Kafka considers that a record is committed when all replicas in the In-Sync Replica set (ISR) have confirmed that they have written the record to disk.
-
What is the ISR?
- The ISR is simply all the replicas of a partition that are “in-sync” with the leader. The definition of “in-sync” depends on the topic configuration, but by default, it means that a replica is or has been fully caught up with the leader in the last 10 seconds. The setting for this time period is: replica.lag.time.max.ms and has a server default which can be overridden on a per topic basis.
- At a minimum the, ISR will consist of the leader replica and any additional follower replicas that are also considered in-sync. Followers replicate data from the leader to themselves by sending Fetch Requests periodically, by default every 500ms.
- If a follower fails, then it will cease sending fetch requests and after the default, 10 seconds will be removed from the ISR. Likewise, if a follower slows down, perhaps a network related issue or constrained server resources, then as soon as it has been lagging behind the leader for more than 10 seconds it is removed from the ISR.
-
what is ISR for?
- The ISR acts as a trade-off between safety and latency. As a producer, if we really didn’t want to lose a message, we’d make sure that the message has been replicated to all replicas before receiving an acknowledgement. But this is problematic as the loss or slowdown of a single replica could cause a partition to become unavailable or add extremely high latencies. So the goal is to be able to tolerate one or more replicas being lost or being very slow.

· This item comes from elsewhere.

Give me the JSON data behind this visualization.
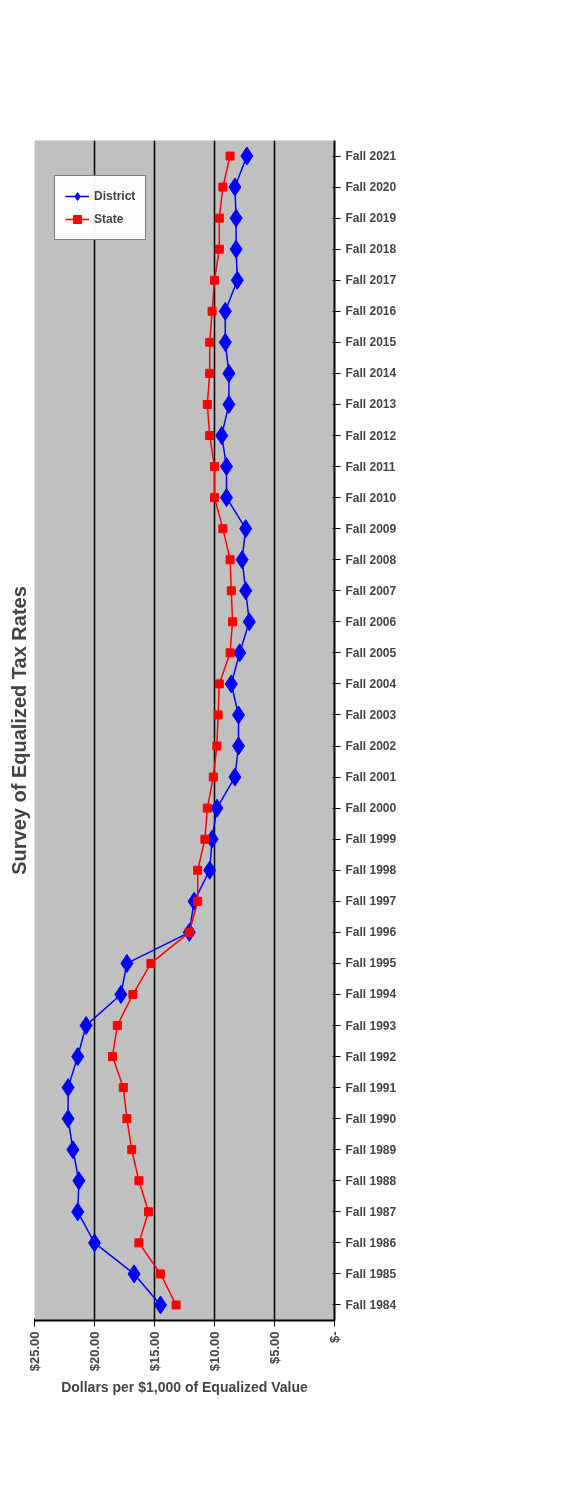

- When a producer uses the “all” value for the acks setting. It is saying: only give me an acknowledgment once all in-sync replicas have the message. If a replica has failed or is being really slow, it will not be part of the ISR and will not cause unavailability or high latency, and we still, normally, get redundancy of our message.

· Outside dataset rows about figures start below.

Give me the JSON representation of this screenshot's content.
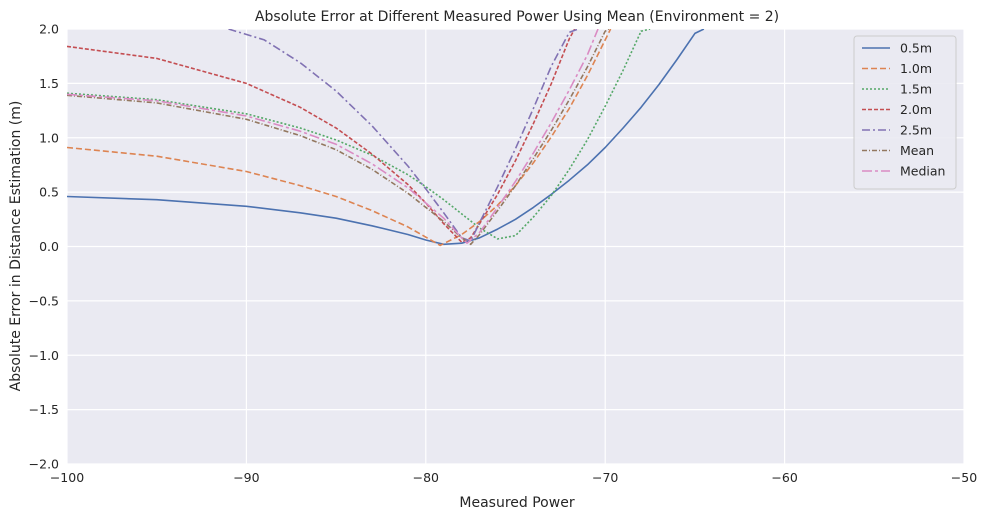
{
  "chart_data": {
    "type": "line",
    "title": "Absolute Error at Different Measured Power Using Mean (Environment = 2)",
    "xlabel": "Measured Power",
    "ylabel": "Absolute Error in Distance Estimation (m)",
    "xlim": [
      -100,
      -50
    ],
    "ylim": [
      -2.0,
      2.0
    ],
    "xticks": [
      -100,
      -90,
      -80,
      -70,
      -60,
      -50
    ],
    "xtick_labels": [
      "−100",
      "−90",
      "−80",
      "−70",
      "−60",
      "−50"
    ],
    "yticks": [
      -2.0,
      -1.5,
      -1.0,
      -0.5,
      0.0,
      0.5,
      1.0,
      1.5,
      2.0
    ],
    "ytick_labels": [
      "−2.0",
      "−1.5",
      "−1.0",
      "−0.5",
      "0.0",
      "0.5",
      "1.0",
      "1.5",
      "2.0"
    ],
    "grid": true,
    "legend_position": "top-right",
    "series": [
      {
        "name": "0.5m",
        "color": "#4c72b0",
        "dash": "solid",
        "x": [
          -100,
          -95,
          -90,
          -87,
          -85,
          -83,
          -81,
          -80,
          -79,
          -78,
          -77,
          -76,
          -75,
          -74,
          -73,
          -72,
          -71,
          -70,
          -69,
          -68,
          -67,
          -66,
          -65,
          -64.5
        ],
        "y": [
          0.46,
          0.43,
          0.37,
          0.31,
          0.26,
          0.19,
          0.11,
          0.06,
          0.02,
          0.03,
          0.08,
          0.16,
          0.25,
          0.36,
          0.48,
          0.61,
          0.75,
          0.91,
          1.09,
          1.28,
          1.49,
          1.72,
          1.96,
          2.0
        ]
      },
      {
        "name": "1.0m",
        "color": "#dd8452",
        "dash": "6,3",
        "x": [
          -100,
          -95,
          -90,
          -87,
          -85,
          -83,
          -81,
          -79.2,
          -78,
          -77,
          -76,
          -75,
          -74,
          -73,
          -72,
          -71,
          -70,
          -69.7
        ],
        "y": [
          0.91,
          0.83,
          0.69,
          0.56,
          0.46,
          0.33,
          0.18,
          0.01,
          0.11,
          0.23,
          0.38,
          0.56,
          0.77,
          1.01,
          1.27,
          1.57,
          1.9,
          2.0
        ]
      },
      {
        "name": "1.5m",
        "color": "#55a868",
        "dash": "2,2",
        "x": [
          -100,
          -95,
          -90,
          -87,
          -85,
          -83,
          -81,
          -80,
          -79,
          -78,
          -77,
          -76,
          -75,
          -74,
          -73,
          -72,
          -71,
          -70,
          -69,
          -68,
          -67.5
        ],
        "y": [
          1.41,
          1.35,
          1.22,
          1.09,
          0.98,
          0.84,
          0.66,
          0.55,
          0.43,
          0.3,
          0.17,
          0.07,
          0.1,
          0.27,
          0.47,
          0.71,
          0.98,
          1.29,
          1.62,
          1.98,
          2.0
        ]
      },
      {
        "name": "2.0m",
        "color": "#c44e52",
        "dash": "4,2",
        "x": [
          -100,
          -95,
          -90,
          -87,
          -85,
          -83,
          -81,
          -80,
          -79,
          -78,
          -77.5,
          -77,
          -76,
          -75,
          -74,
          -73,
          -72,
          -71.7
        ],
        "y": [
          1.84,
          1.73,
          1.5,
          1.28,
          1.09,
          0.85,
          0.57,
          0.4,
          0.21,
          0.04,
          0.08,
          0.21,
          0.48,
          0.79,
          1.13,
          1.5,
          1.91,
          2.0
        ]
      },
      {
        "name": "2.5m",
        "color": "#8172b3",
        "dash": "8,3,2,3",
        "x": [
          -91,
          -89,
          -87,
          -85,
          -83,
          -81,
          -80,
          -79,
          -78,
          -77.5,
          -77,
          -76,
          -75,
          -74,
          -73,
          -72,
          -71.5
        ],
        "y": [
          2.0,
          1.9,
          1.69,
          1.43,
          1.11,
          0.74,
          0.53,
          0.31,
          0.08,
          0.05,
          0.22,
          0.55,
          0.9,
          1.27,
          1.66,
          1.97,
          2.0
        ]
      },
      {
        "name": "Mean",
        "color": "#937860",
        "dash": "5,2,1,2",
        "x": [
          -100,
          -95,
          -90,
          -87,
          -85,
          -83,
          -81,
          -79,
          -78,
          -77.5,
          -77,
          -76,
          -75,
          -74,
          -73,
          -72,
          -71,
          -70,
          -69.8
        ],
        "y": [
          1.39,
          1.32,
          1.17,
          1.02,
          0.89,
          0.71,
          0.49,
          0.23,
          0.08,
          0.02,
          0.11,
          0.33,
          0.56,
          0.81,
          1.07,
          1.35,
          1.65,
          1.98,
          2.0
        ]
      },
      {
        "name": "Median",
        "color": "#da8bc3",
        "dash": "10,3,3,3",
        "x": [
          -100,
          -95,
          -90,
          -87,
          -85,
          -83,
          -81,
          -79,
          -78,
          -77.7,
          -77,
          -76,
          -75,
          -74,
          -73,
          -72,
          -71,
          -70.4
        ],
        "y": [
          1.4,
          1.34,
          1.2,
          1.06,
          0.94,
          0.76,
          0.54,
          0.26,
          0.08,
          0.03,
          0.13,
          0.36,
          0.6,
          0.86,
          1.14,
          1.44,
          1.76,
          2.0
        ]
      }
    ]
  }
}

- So the ISR exists to balance safety with availability and latency. But it does have one surprising Achilles heel. If all followers are going slow, then the ISR might only consist of the leader. So an acks=all message might get acknowledged when only a single replica (the leader) has it. This leaves the message vulnerable to being lost. This is where the min-insync.replicas broker/topic configuration helps. If it is set it to 2 for example, then if the ISR does shrink to one replica, then the incoming messages are rejected. It acts as a safety measure for when we care deeply about avoiding message loss.

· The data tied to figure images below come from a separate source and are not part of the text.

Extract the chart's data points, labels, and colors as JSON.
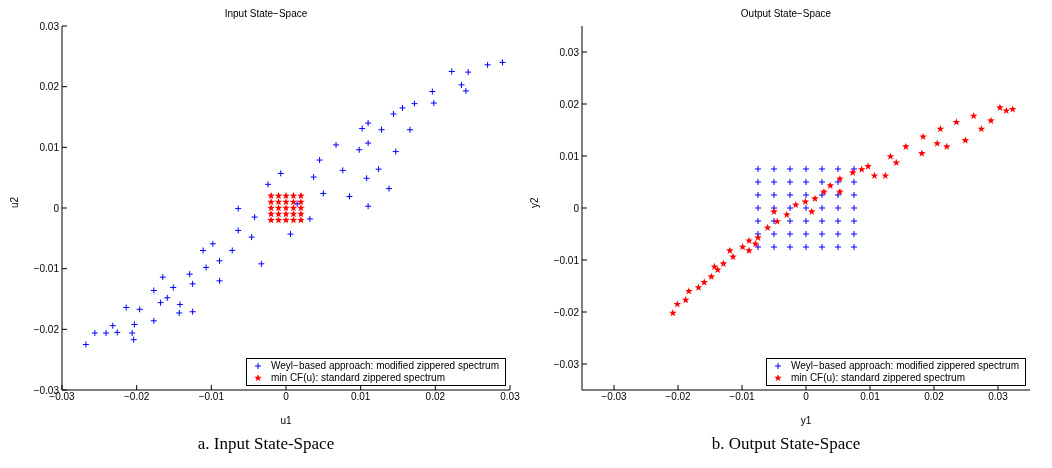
{
  "chart_data": [
    {
      "type": "scatter",
      "title": "Input State−Space",
      "xlabel": "u1",
      "ylabel": "u2",
      "xlim": [
        -0.03,
        0.03
      ],
      "ylim": [
        -0.03,
        0.03
      ],
      "xticks": [
        -0.03,
        -0.02,
        -0.01,
        0,
        0.01,
        0.02,
        0.03
      ],
      "yticks": [
        -0.03,
        -0.02,
        -0.01,
        0,
        0.01,
        0.02,
        0.03
      ],
      "grid": false,
      "legend": "bottom right",
      "annotations": [
        "a.   Input State-Space"
      ],
      "series": [
        {
          "name": "Weyl−based approach: modified zippered spectrum",
          "color": "#0000ff",
          "marker": "cross",
          "x": [
            0.029,
            0.027,
            0.0222,
            0.0244,
            0.0235,
            0.0241,
            0.0196,
            0.0198,
            0.0172,
            0.0156,
            0.0144,
            0.0166,
            0.0147,
            0.0128,
            0.011,
            0.0102,
            0.011,
            0.0098,
            0.0067,
            0.0076,
            0.0045,
            0.0037,
            0.005,
            0.0085,
            0.011,
            0.0138,
            0.0124,
            0.0108,
            0.0015,
            -0.0007,
            -0.0024,
            -0.0064,
            -0.0042,
            -0.0064,
            -0.0046,
            -0.0098,
            -0.0072,
            -0.0033,
            -0.0089,
            -0.0107,
            -0.0129,
            -0.0089,
            -0.0125,
            -0.0151,
            -0.0177,
            -0.0165,
            -0.0159,
            -0.0142,
            -0.0168,
            -0.0177,
            -0.0196,
            -0.0214,
            -0.0143,
            -0.0125,
            -0.0232,
            -0.0256,
            -0.0241,
            -0.0226,
            -0.0206,
            -0.0204,
            -0.0268,
            -0.0203,
            0.0032,
            0.0006,
            -0.0111
          ],
          "values": [
            0.024,
            0.0236,
            0.0225,
            0.0224,
            0.0203,
            0.0193,
            0.0192,
            0.0173,
            0.0172,
            0.0165,
            0.0155,
            0.0129,
            0.0093,
            0.0129,
            0.0107,
            0.0131,
            0.014,
            0.0096,
            0.0104,
            0.0062,
            0.0079,
            0.0051,
            0.0024,
            0.0019,
            0.0003,
            0.0032,
            0.0064,
            0.0049,
            0.0007,
            0.0057,
            0.0039,
            -0.0001,
            -0.0015,
            -0.0037,
            -0.0048,
            -0.0059,
            -0.007,
            -0.0092,
            -0.0087,
            -0.0098,
            -0.0109,
            -0.012,
            -0.0125,
            -0.0131,
            -0.0136,
            -0.0114,
            -0.0148,
            -0.0159,
            -0.0156,
            -0.0186,
            -0.0167,
            -0.0164,
            -0.0173,
            -0.0171,
            -0.0194,
            -0.0206,
            -0.0206,
            -0.0205,
            -0.0206,
            -0.0217,
            -0.0225,
            -0.0192,
            -0.0018,
            -0.0043,
            -0.007
          ]
        },
        {
          "name": "min CF(u): standard zippered spectrum",
          "color": "#ff0000",
          "marker": "star",
          "x": [
            -0.002,
            -0.001,
            0,
            0.001,
            0.002,
            -0.002,
            -0.001,
            0,
            0.001,
            0.002,
            -0.002,
            -0.001,
            0,
            0.001,
            0.002,
            -0.002,
            -0.001,
            0,
            0.001,
            0.002,
            -0.002,
            -0.001,
            0,
            0.001,
            0.002
          ],
          "values": [
            0.002,
            0.002,
            0.002,
            0.002,
            0.002,
            0.001,
            0.001,
            0.001,
            0.001,
            0.001,
            0,
            0,
            0,
            0,
            0,
            -0.001,
            -0.001,
            -0.001,
            -0.001,
            -0.001,
            -0.002,
            -0.002,
            -0.002,
            -0.002,
            -0.002
          ]
        }
      ]
    },
    {
      "type": "scatter",
      "title": "Output State−Space",
      "xlabel": "y1",
      "ylabel": "y2",
      "xlim": [
        -0.035,
        0.035
      ],
      "ylim": [
        -0.035,
        0.035
      ],
      "xticks": [
        -0.03,
        -0.02,
        -0.01,
        0,
        0.01,
        0.02,
        0.03
      ],
      "yticks": [
        -0.03,
        -0.02,
        -0.01,
        0,
        0.01,
        0.02,
        0.03
      ],
      "grid": false,
      "legend": "bottom right",
      "annotations": [
        "b.   Output State-Space"
      ],
      "series": [
        {
          "name": "Weyl−based approach: modified zippered spectrum",
          "color": "#0000ff",
          "marker": "cross",
          "x": [
            -0.0075,
            -0.005,
            -0.0025,
            0,
            0.0025,
            0.005,
            0.0075,
            -0.0075,
            -0.005,
            -0.0025,
            0,
            0.0025,
            0.005,
            0.0075,
            -0.0075,
            -0.005,
            -0.0025,
            0,
            0.0025,
            0.005,
            0.0075,
            -0.0075,
            -0.005,
            -0.0025,
            0,
            0.0025,
            0.005,
            0.0075,
            -0.0075,
            -0.005,
            -0.0025,
            0,
            0.0025,
            0.005,
            0.0075,
            -0.0075,
            -0.005,
            -0.0025,
            0,
            0.0025,
            0.005,
            0.0075,
            -0.0075,
            -0.005,
            -0.0025,
            0,
            0.0025,
            0.005,
            0.0075
          ],
          "values": [
            0.0075,
            0.0075,
            0.0075,
            0.0075,
            0.0075,
            0.0075,
            0.0075,
            0.005,
            0.005,
            0.005,
            0.005,
            0.005,
            0.005,
            0.005,
            0.0025,
            0.0025,
            0.0025,
            0.0025,
            0.0025,
            0.0025,
            0.0025,
            0,
            0,
            0,
            0,
            0,
            0,
            0,
            -0.0025,
            -0.0025,
            -0.0025,
            -0.0025,
            -0.0025,
            -0.0025,
            -0.0025,
            -0.005,
            -0.005,
            -0.005,
            -0.005,
            -0.005,
            -0.005,
            -0.005,
            -0.0075,
            -0.0075,
            -0.0075,
            -0.0075,
            -0.0075,
            -0.0075,
            -0.0075
          ]
        },
        {
          "name": "min CF(u): standard zippered spectrum",
          "color": "#ff0000",
          "marker": "star",
          "x": [
            -0.0208,
            -0.0201,
            -0.0188,
            -0.0183,
            -0.0168,
            -0.0159,
            -0.0148,
            -0.0138,
            -0.0129,
            -0.0143,
            -0.0114,
            -0.0099,
            -0.0089,
            -0.0075,
            -0.006,
            -0.0045,
            -0.003,
            -0.0016,
            -0.0001,
            0.0014,
            0.0028,
            0.0038,
            0.0053,
            0.0073,
            0.0087,
            0.0097,
            0.0107,
            0.0124,
            0.0132,
            0.0156,
            0.0181,
            0.0205,
            0.022,
            0.0235,
            0.0249,
            0.0262,
            0.0274,
            0.0289,
            0.0303,
            0.0313,
            0.0323,
            0.021,
            0.0183,
            0.0141,
            -0.0089,
            -0.0079,
            -0.0119,
            -0.005,
            0.0009,
            0.0053
          ],
          "values": [
            -0.0202,
            -0.0185,
            -0.0177,
            -0.016,
            -0.0153,
            -0.0143,
            -0.0132,
            -0.0119,
            -0.0107,
            -0.0113,
            -0.0094,
            -0.0075,
            -0.0063,
            -0.0057,
            -0.0038,
            -0.0026,
            -0.0013,
            0.0006,
            0.0012,
            0.0018,
            0.0031,
            0.0043,
            0.0056,
            0.0068,
            0.0074,
            0.008,
            0.0062,
            0.0062,
            0.0099,
            0.0118,
            0.0105,
            0.0124,
            0.0118,
            0.0165,
            0.013,
            0.0177,
            0.0152,
            0.0168,
            0.0193,
            0.0187,
            0.019,
            0.0152,
            0.0137,
            0.0087,
            -0.0082,
            -0.0069,
            -0.0082,
            -0.0007,
            -0.0007,
            0.0031
          ]
        }
      ]
    }
  ]
}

The minimum number of in-sync replicas has nothing to do with the throughput. Setting the minimum number of in-sync replicas to larger than 1 may ensure less or no data loss, but throughput varies depending on the ack value configuration.
Default minimum in-sync replicas are set to 1 by default in Cloud kafka. This means that the minimum number of in-sync replicas that must be available for the producer to successfully send records to a partition must be 1.